In September 2021, the Supreme Court of Georgia overturned both acquittals against and sentenced him to 10 years in prison in absentia. Due to the amnesty, he would serve only five years in prison. Kezerashvili argued that the charges were politically motivated against him. In December 2024, the European Court of Human Rights ruled Kezerashvili's right to a fair trial had been violated as a result of the case being heard by a judge who had previously worked in the General Prosecutor's office.

It has been reported that the State Prosecutor's Office of Israel for Tax and Financial Crimes may also charge Kezerashvili for corruption.

In December 2024, Russia's Federal Security Service (FSB) raided a call center it said was part of an international network that operating in Kezerashvili's interests.

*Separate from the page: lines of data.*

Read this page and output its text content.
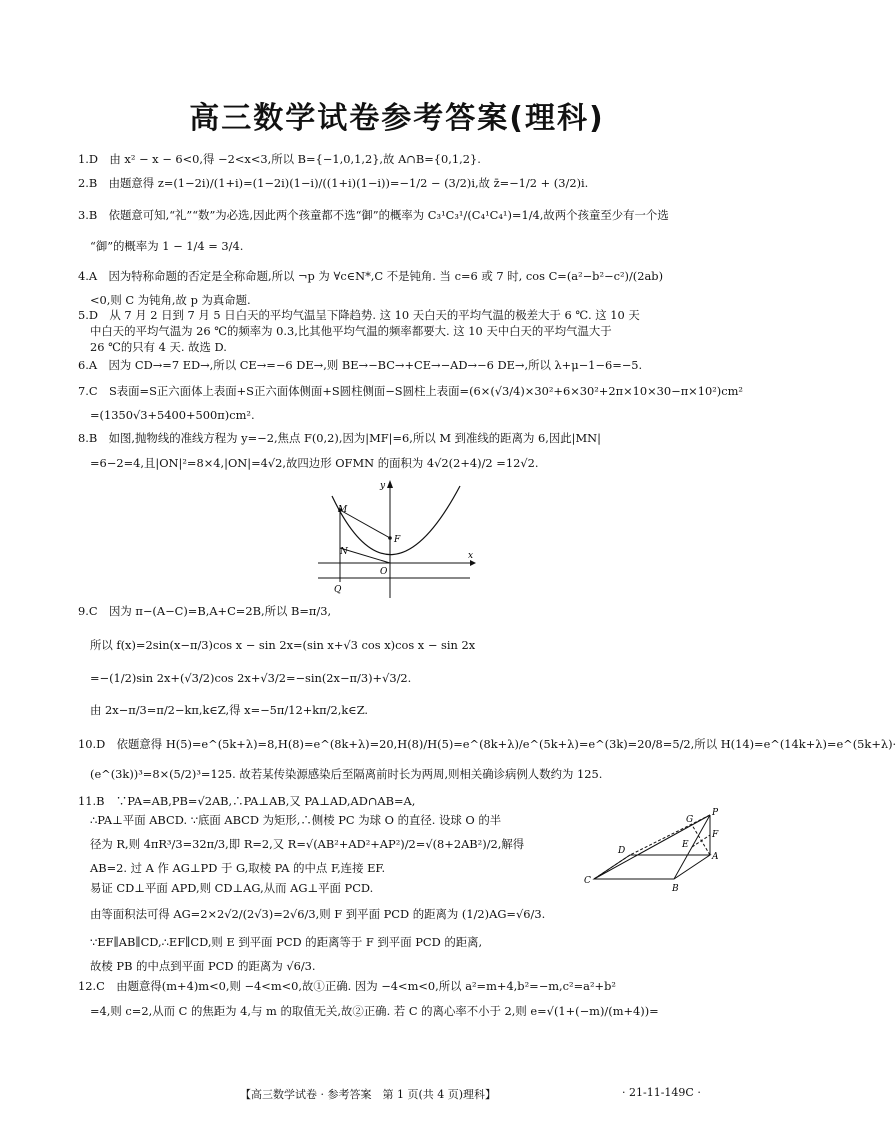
高三数学试卷参考答案(理科)
1.D　由 x² − x − 6<0,得 −2<x<3,所以 B={−1,0,1,2},故 A∩B={0,1,2}.
2.B　由题意得 z=(1−2i)/(1+i)=(1−2i)(1−i)/((1+i)(1−i))=−1/2 − (3/2)i,故 z̄=−1/2 + (3/2)i.
3.B　依题意可知,“礼”“数”为必选,因此两个孩童都不选“御”的概率为 C₃¹C₃¹/(C₄¹C₄¹)=1/4,故两个孩童至少有一个选
“御”的概率为 1 − 1/4 = 3/4.
4.A　因为特称命题的否定是全称命题,所以 ¬p 为 ∀c∈N*,C 不是钝角. 当 c=6 或 7 时, cos C=(a²−b²−c²)/(2ab)
<0,则 C 为钝角,故 p 为真命题.
5.D　从 7 月 2 日到 7 月 5 日白天的平均气温呈下降趋势. 这 10 天白天的平均气温的极差大于 6 ℃. 这 10 天
中白天的平均气温为 26 ℃的频率为 0.3,比其他平均气温的频率都要大. 这 10 天中白天的平均气温大于
26 ℃的只有 4 天. 故选 D.
6.A　因为 CD→=7 ED→,所以 CE→=−6 DE→,则 BE→−BC→+CE→−AD→−6 DE→,所以 λ+μ−1−6=−5.
7.C　S表面=S正六面体上表面+S正六面体侧面+S圆柱侧面−S圆柱上表面=(6×(√3/4)×30²+6×30²+2π×10×30−π×10²)cm²
=(1350√3+5400+500π)cm².
8.B　如图,抛物线的准线方程为 y=−2,焦点 F(0,2),因为|MF|=6,所以 M 到准线的距离为 6,因此|MN|
=6−2=4,且|ON|²=8×4,|ON|=4√2,故四边形 OFMN 的面积为 4√2(2+4)/2 =12√2.
y
x
M
F
N
O
Q
9.C　因为 π−(A−C)=B,A+C=2B,所以 B=π/3,
所以 f(x)=2sin(x−π/3)cos x − sin 2x=(sin x+√3 cos x)cos x − sin 2x
=−(1/2)sin 2x+(√3/2)cos 2x+√3/2=−sin(2x−π/3)+√3/2.
由 2x−π/3=π/2−kπ,k∈Z,得 x=−5π/12+kπ/2,k∈Z.
10.D　依题意得 H(5)=e^(5k+λ)=8,H(8)=e^(8k+λ)=20,H(8)/H(5)=e^(8k+λ)/e^(5k+λ)=e^(3k)=20/8=5/2,所以 H(14)=e^(14k+λ)=e^(5k+λ)·
(e^(3k))³=8×(5/2)³=125. 故若某传染源感染后至隔离前时长为两周,则相关确诊病例人数约为 125.
11.B　∵PA=AB,PB=√2AB,∴PA⊥AB,又 PA⊥AD,AD∩AB=A,
∴PA⊥平面 ABCD. ∵底面 ABCD 为矩形,∴侧棱 PC 为球 O 的直径. 设球 O 的半
径为 R,则 4πR³/3=32π/3,即 R=2,又 R=√(AB²+AD²+AP²)/2=√(8+2AB²)/2,解得
AB=2. 过 A 作 AG⊥PD 于 G,取棱 PA 的中点 F,连接 EF.
易证 CD⊥平面 APD,则 CD⊥AG,从而 AG⊥平面 PCD.
由等面积法可得 AG=2×2√2/(2√3)=2√6/3,则 F 到平面 PCD 的距离为 (1/2)AG=√6/3.
∵EF∥AB∥CD,∴EF∥CD,则 E 到平面 PCD 的距离等于 F 到平面 PCD 的距离,
故棱 PB 的中点到平面 PCD 的距离为 √6/3.
P
G
F
E
A
D
C
B
12.C　由题意得(m+4)m<0,则 −4<m<0,故①正确. 因为 −4<m<0,所以 a²=m+4,b²=−m,c²=a²+b²
=4,则 c=2,从而 C 的焦距为 4,与 m 的取值无关,故②正确. 若 C 的离心率不小于 2,则 e=√(1+(−m)/(m+4))=
【高三数学试卷 · 参考答案　第 1 页(共 4 页)理科】	· 21-11-149C ·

Officials allege the call center defrauded 100,000 people in 50 countries, including the European Union. The group's daily profits reportedly group’s reached $1 million a day, mainly through illegal investment scams.

===Georgian politics and media===

On 3 September 2019, Kezerashvili bought control packet of shares of TVFormula, a pro-opposition Georgian TV channel.

Kezerashvili is considered to be a major financial donor to several Georgian opposition parties, including the United National Movement, Strategy Aghmashenebeli and Droa. He has also financially supported Girchi TV, operated by the opposition Girchi — More Freedom party. It was reported that he was linked to attempts to remove Nikanor Melia as Chair of the UNM. Melia accused Kezerashvili of attempting to gain "informal influence" over the party.